File #: Res 0733-2025    Version: * Name: Department of Health- administered, and State- and Medicaid- funded healthy birth grant demonstration program for New Yorkers (S.4259).
Type: Resolution Status: Committee
Committee: Committee on Health
On agenda: 2/13/2025
Enactment date: Law number:
Title: Calling on the New York State Senate to pass, and the Governor to sign, S.4259, to establish a Department of Health- administered, and State- and Medicaid- funded healthy birth grant demonstration program for New Yorkers
Sponsors: Justin L. Brannan, Farah N. Louis
Council Member Sponsors: 2
Attachments: 1. Res.

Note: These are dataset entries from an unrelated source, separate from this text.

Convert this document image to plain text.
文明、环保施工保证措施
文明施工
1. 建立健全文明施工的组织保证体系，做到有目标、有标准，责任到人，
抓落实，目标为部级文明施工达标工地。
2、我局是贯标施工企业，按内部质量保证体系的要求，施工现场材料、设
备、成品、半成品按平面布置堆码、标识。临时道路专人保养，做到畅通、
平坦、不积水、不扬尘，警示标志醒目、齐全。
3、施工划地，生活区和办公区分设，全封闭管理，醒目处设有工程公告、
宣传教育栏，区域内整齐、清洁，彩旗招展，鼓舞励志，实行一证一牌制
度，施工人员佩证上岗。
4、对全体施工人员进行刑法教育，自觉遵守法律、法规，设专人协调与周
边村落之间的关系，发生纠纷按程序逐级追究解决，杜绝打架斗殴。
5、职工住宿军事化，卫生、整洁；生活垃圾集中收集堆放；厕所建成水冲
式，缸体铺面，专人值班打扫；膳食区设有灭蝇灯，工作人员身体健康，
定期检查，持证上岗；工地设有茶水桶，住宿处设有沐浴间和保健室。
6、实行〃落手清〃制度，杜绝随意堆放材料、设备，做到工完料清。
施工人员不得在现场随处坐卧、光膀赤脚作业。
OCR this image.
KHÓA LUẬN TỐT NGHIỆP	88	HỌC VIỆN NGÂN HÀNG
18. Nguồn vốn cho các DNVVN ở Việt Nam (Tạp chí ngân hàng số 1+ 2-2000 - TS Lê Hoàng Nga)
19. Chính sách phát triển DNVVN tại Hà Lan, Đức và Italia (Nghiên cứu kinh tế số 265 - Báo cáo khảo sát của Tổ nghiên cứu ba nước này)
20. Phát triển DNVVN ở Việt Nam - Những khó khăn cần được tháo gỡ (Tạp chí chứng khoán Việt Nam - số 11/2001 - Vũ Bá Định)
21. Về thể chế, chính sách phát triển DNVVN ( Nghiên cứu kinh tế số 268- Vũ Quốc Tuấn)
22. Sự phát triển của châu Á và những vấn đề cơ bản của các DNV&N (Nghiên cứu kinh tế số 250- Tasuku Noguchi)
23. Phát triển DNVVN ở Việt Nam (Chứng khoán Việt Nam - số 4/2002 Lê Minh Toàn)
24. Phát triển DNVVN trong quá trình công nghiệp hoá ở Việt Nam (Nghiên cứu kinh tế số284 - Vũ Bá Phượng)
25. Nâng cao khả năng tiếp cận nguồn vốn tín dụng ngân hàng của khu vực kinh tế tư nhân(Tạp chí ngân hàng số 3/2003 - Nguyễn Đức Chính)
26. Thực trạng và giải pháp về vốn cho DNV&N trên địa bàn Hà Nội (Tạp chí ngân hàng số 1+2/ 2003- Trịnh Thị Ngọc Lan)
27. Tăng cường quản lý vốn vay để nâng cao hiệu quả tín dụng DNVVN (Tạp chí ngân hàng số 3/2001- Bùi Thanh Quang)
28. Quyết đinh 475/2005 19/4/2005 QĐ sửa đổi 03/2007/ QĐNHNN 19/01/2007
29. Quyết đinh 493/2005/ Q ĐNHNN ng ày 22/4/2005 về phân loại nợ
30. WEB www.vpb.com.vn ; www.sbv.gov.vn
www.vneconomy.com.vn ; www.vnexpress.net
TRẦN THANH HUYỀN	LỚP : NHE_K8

No. 733, 2. February 13, 2025 - Stated Meeting Agenda

Res No. 733

Calling on the New York State Senate to pass, and the Governor to sign, S.4259, to establish a Department of Health- administered, and State- and Medicaid- funded healthy birth grant demonstration program for New Yorkers

By Council Members Brannan and Louis

Whereas, Social determinants of health (SDOH) are defined by the Centers for Disease Control (CDC) as nonmedical factors that influence health outcomes; and

Whereas, Economic stability is one of the five main SDOHs, and reducing poverty is a primary goal of the Healthy People 2030 CDC objective, which promotes health equity and aims to improve health and well-being; and

Whereas, According to research from the Columbia University Center on Poverty and Social Policy, the birth of a child increases the likelihood of poverty by 33% for families in the United States due to increasing family size which raises the poverty threshold, paired with loss of income as parents temporarily leave the workforce and with the high costs of resources needed for infants; and

Whereas, United Way’s True Cost of Living (TCL) calculator, which defines the income necessary for a working-age family to meet its most basic needs in New York City, notes that households with children in New York City have a higher risk of not being able to meet their basic needs; and

Whereas, The TCL also shows that in every borough in New York City, the hourly wage needed to meet basic needs almost doubles with the addition of an infant to the household due to increased costs of childcare, food, housing, healthcare, and transportation; and

                     Whereas, Columbia University modeled the impact of a birth grant of $1,800, which is equal to half the annual Child Tax Credit provided under the American Rescue Plan, and found that targeted birth grants for parents of infants covered by Medicaid resulted in a decline of almost 11 percentage points in poverty rate after birth; and

Whereas, S.4259, sponsored by State Senator Andrew Gounardes and pending in the State Senate, and which does not yet have a companion bill in the State Assembly, would establish a healthy birth grant demonstration program to provide a one-time grant of $1,800 for all Medicaid-eligible births in New York; and

Whereas, S.4259 requires the New York Department of Health (DOH) in partnership with local departments of social services to administer the healthy birth grant, which would be available to all new parents on Medicaid, including biological parents, adoptive parents, or other legal custodial parents; and

Whereas, S.4259 also requires that the healthy birth grant not be counted as income for the purposes of determining eligibility for state-level programs and instructs DOH to seek waivers from federal agencies to ensure recipients would not lose access to other benefits by accepting the grant; and

Whereas, the healthy birth grant would not place an economic burden on New York City, as it would be funded jointly by New York State and the Federal Government using Medicaid dollars under a Section 1115 waiver; and

Whereas, Section 1115 of the Social Security Act gives the Secretary of Health and Human Services the authority to approve pilot or demonstration projects that help states better serve Medicaid populations, including SDOHs; and

                     Whereas, The DOH’s vital statistics data for 2022, the most recent year where complete data is available, shows that 59% of live births in New York City were covered by Medicaid, compared to 49% of all live births in New York State as a whole; and

Whereas a significant number of parents-to-be in New York City would thus be eligible for, and greatly benefit from, a healthy birth grant program; now, therefore, be it

Resolved, That the Council of the City of New York calls on the New York State the New York State Senate to pass, and the Governor to sign, S.4259, to establish a Department of Health- administered, and State- and Medicaid- funded healthy birth grant demonstration program for New Yorkers.